Moreover, gender parity could be the first step towards a more equal workplace when it comes to ethnicity, sexuality, disability and more. In her interview, Commissioner Vestager told GCR that gender diversity allows the “dominant gender” also to be more diverse among themselves.
Women helping women
If there’s a theme to this year’s edition, it’s that women should – and largely do – support other women. To quote from former US secretary of state Madeleine Albright, as more than one of our entrants did: “There is a special place in hell for women who don’t help other women.”

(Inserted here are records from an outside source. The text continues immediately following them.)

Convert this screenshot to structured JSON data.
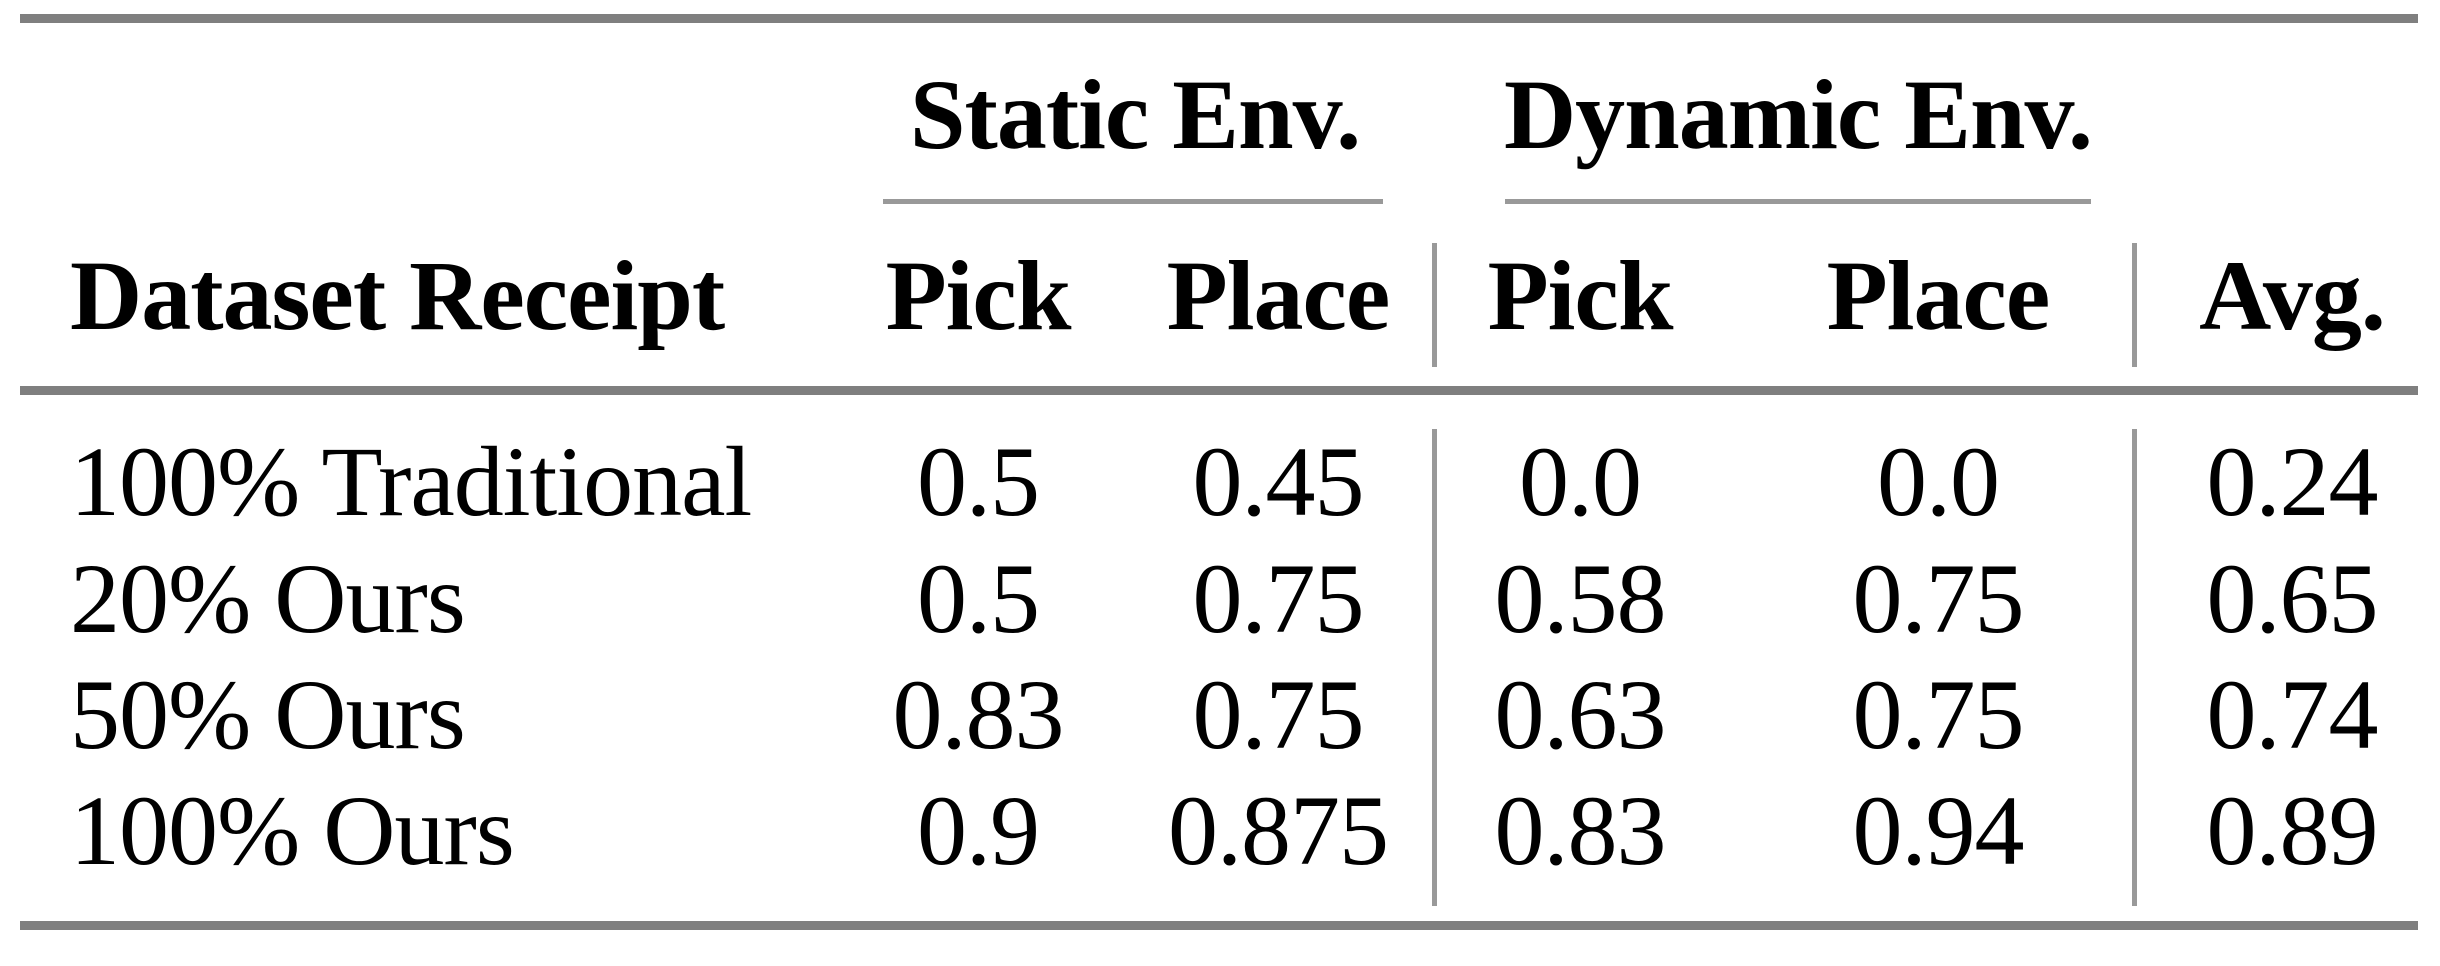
{
  "table": {
    "group_headers": [
      {
        "label": "Static Env."
      },
      {
        "label": "Dynamic Env."
      }
    ],
    "column_headers": {
      "row_label": "Dataset Receipt",
      "static_pick": "Pick",
      "static_place": "Place",
      "dynamic_pick": "Pick",
      "dynamic_place": "Place",
      "avg": "Avg."
    },
    "rows": [
      {
        "label": "100% Traditional",
        "cells": [
          "0.5",
          "0.45",
          "0.0",
          "0.0",
          "0.24"
        ]
      },
      {
        "label": "20% Ours",
        "cells": [
          "0.5",
          "0.75",
          "0.58",
          "0.75",
          "0.65"
        ]
      },
      {
        "label": "50% Ours",
        "cells": [
          "0.83",
          "0.75",
          "0.63",
          "0.75",
          "0.74"
        ]
      },
      {
        "label": "100% Ours",
        "cells": [
          "0.9",
          "0.875",
          "0.83",
          "0.94",
          "0.89"
        ]
      }
    ],
    "colors": {
      "heavy_rule": "#7f7f7f",
      "light_rule": "#999999",
      "text": "#000000",
      "background": "#ffffff"
    }
  }
}
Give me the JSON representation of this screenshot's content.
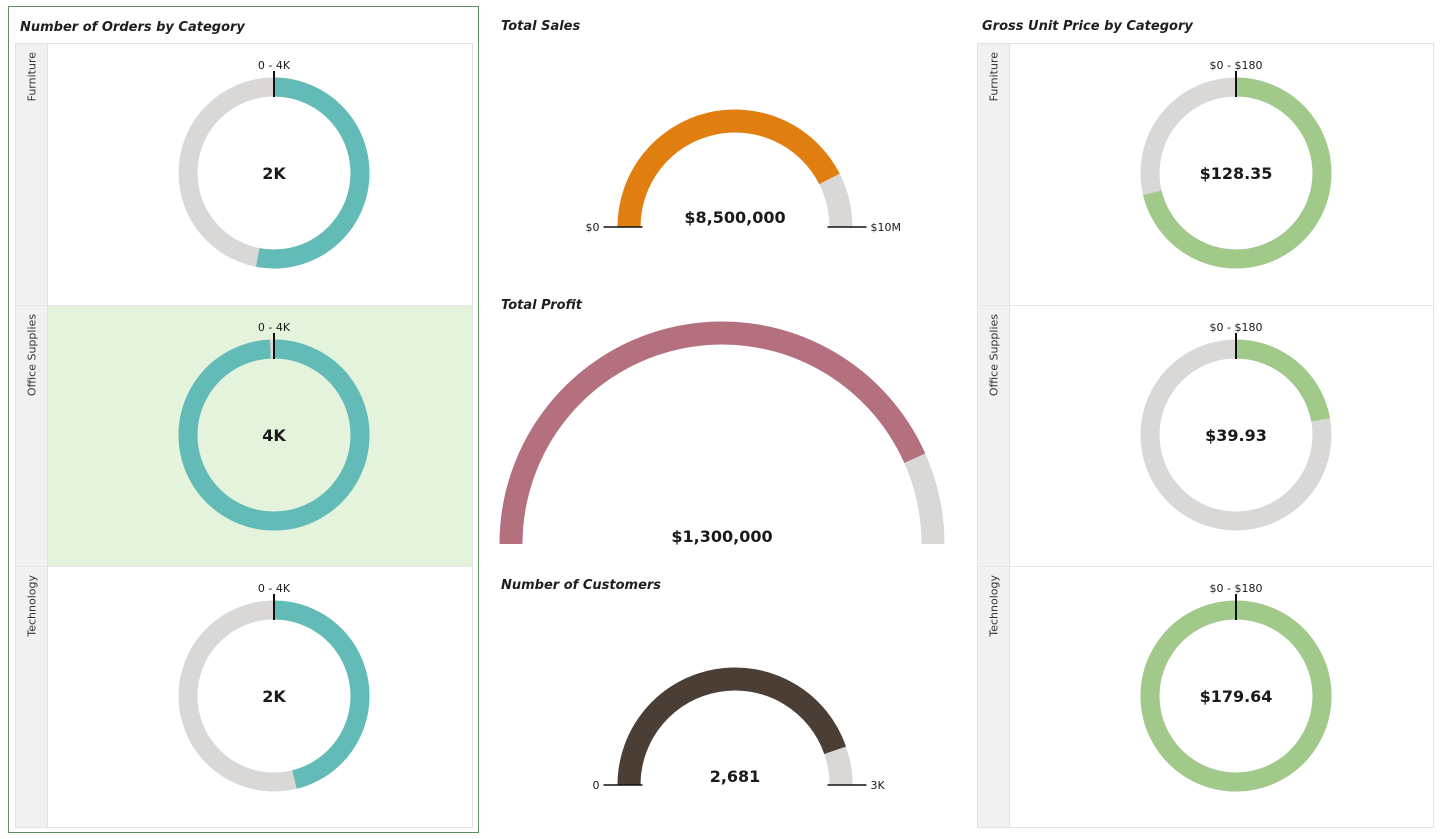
{
  "orders_panel": {
    "title": "Number of Orders by Category",
    "range_label": "0 - 4K",
    "selected_row": "Office Supplies"
  },
  "sales_panel": {
    "title": "Total Sales",
    "min_label": "$0",
    "max_label": "$10M",
    "value_label": "$8,500,000"
  },
  "profit_panel": {
    "title": "Total Profit",
    "value_label": "$1,300,000"
  },
  "customers_panel": {
    "title": "Number of Customers",
    "min_label": "0",
    "max_label": "3K",
    "value_label": "2,681"
  },
  "price_panel": {
    "title": "Gross Unit Price by Category",
    "range_label": "$0 - $180"
  },
  "colors": {
    "orders": "#62bbb6",
    "sales": "#e07f10",
    "profit": "#b4707e",
    "customers": "#4a3e35",
    "price": "#a0c98a",
    "track": "#d9d8d7",
    "selected_row_bg": "#e3f3dc"
  },
  "chart_data": [
    {
      "type": "ring_gauge",
      "title": "Number of Orders by Category",
      "range": [
        0,
        4000
      ],
      "categories": [
        "Furniture",
        "Office Supplies",
        "Technology"
      ],
      "values": [
        2121,
        3973,
        1847
      ],
      "value_labels": [
        "2K",
        "4K",
        "2K"
      ]
    },
    {
      "type": "semicircle_gauge",
      "title": "Total Sales",
      "range": [
        0,
        10000000
      ],
      "value": 8500000,
      "value_label": "$8,500,000"
    },
    {
      "type": "semicircle_gauge",
      "title": "Total Profit",
      "range": [
        0,
        1500000
      ],
      "value": 1300000,
      "value_label": "$1,300,000"
    },
    {
      "type": "semicircle_gauge",
      "title": "Number of Customers",
      "range": [
        0,
        3000
      ],
      "value": 2681,
      "value_label": "2,681"
    },
    {
      "type": "ring_gauge",
      "title": "Gross Unit Price by Category",
      "range": [
        0,
        180
      ],
      "categories": [
        "Furniture",
        "Office Supplies",
        "Technology"
      ],
      "values": [
        128.35,
        39.93,
        179.64
      ],
      "value_labels": [
        "$128.35",
        "$39.93",
        "$179.64"
      ]
    }
  ]
}
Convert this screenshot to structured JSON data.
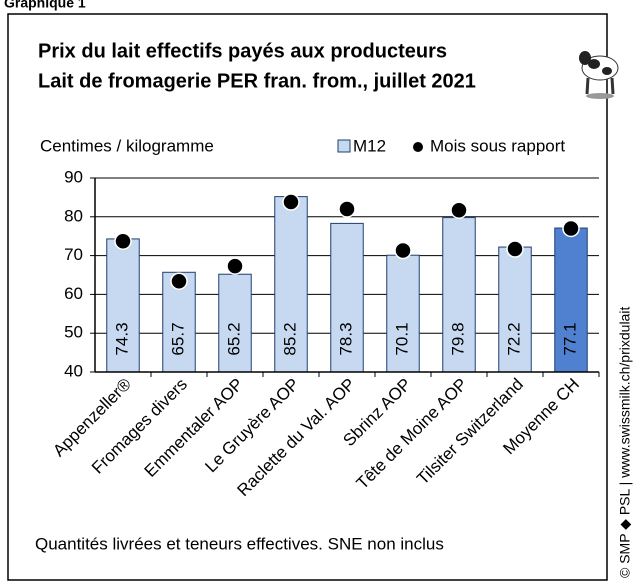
{
  "page_label": "Graphique 1",
  "chart_data": {
    "type": "bar",
    "title": "Prix du lait effectifs payés aux producteurs",
    "subtitle": "Lait de fromagerie PER fran. from., juillet 2021",
    "ylabel": "Centimes / kilogramme",
    "categories": [
      "Appenzeller®",
      "Fromages divers",
      "Emmentaler AOP",
      "Le Gruyère AOP",
      "Raclette du Val. AOP",
      "Sbrinz AOP",
      "Tête de Moine AOP",
      "Tilsiter Switzerland",
      "Moyenne CH"
    ],
    "series": [
      {
        "name": "M12",
        "color": "#c6d9f1",
        "colors": [
          "#c6d9f1",
          "#c6d9f1",
          "#c6d9f1",
          "#c6d9f1",
          "#c6d9f1",
          "#c6d9f1",
          "#c6d9f1",
          "#c6d9f1",
          "#4f81d0"
        ],
        "values": [
          74.3,
          65.7,
          65.2,
          85.2,
          78.3,
          70.1,
          79.8,
          72.2,
          77.1
        ]
      },
      {
        "name": "Mois sous rapport",
        "color": "#000000",
        "values": [
          73.7,
          63.4,
          67.3,
          83.8,
          82.0,
          71.3,
          81.7,
          71.7,
          77.0
        ]
      }
    ],
    "ylim": [
      40,
      90
    ],
    "yticks": [
      40,
      50,
      60,
      70,
      80,
      90
    ],
    "grid": true,
    "note": "Quantités livrées et teneurs effectives. SNE non inclus",
    "source": "© SMP ◆ PSL | www.swissmilk.ch/prixdulait"
  }
}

Sidley Austin partner Kristina Nordlander, founder of the Women’s Competition network, says she was inspired to launch the group because she simply did not know enough senior women in the field. Now, she says the group has over 2,000 members.
Overwhelmingly, our entrants say that mentorship is key to the success of breaking down gender barriers for future generations. Kirsten Edwards-Warren, executive vice president at Compass Lexecon, said she lacked female role models in competition economics, and was advised to focus on mentoring younger women in the field so they didn’t have the same complaint.
Janet McDavid said successful women have a particular obligation to help and mentor younger women. “We cannot take the ladder up behind us – we need to reach down and help younger women climb the ladder,” she said.
Many of our entrants say they hope their recognition serves as inspiration for younger women. Indeed, perhaps Women in Antitrust can be one rung on that ladder.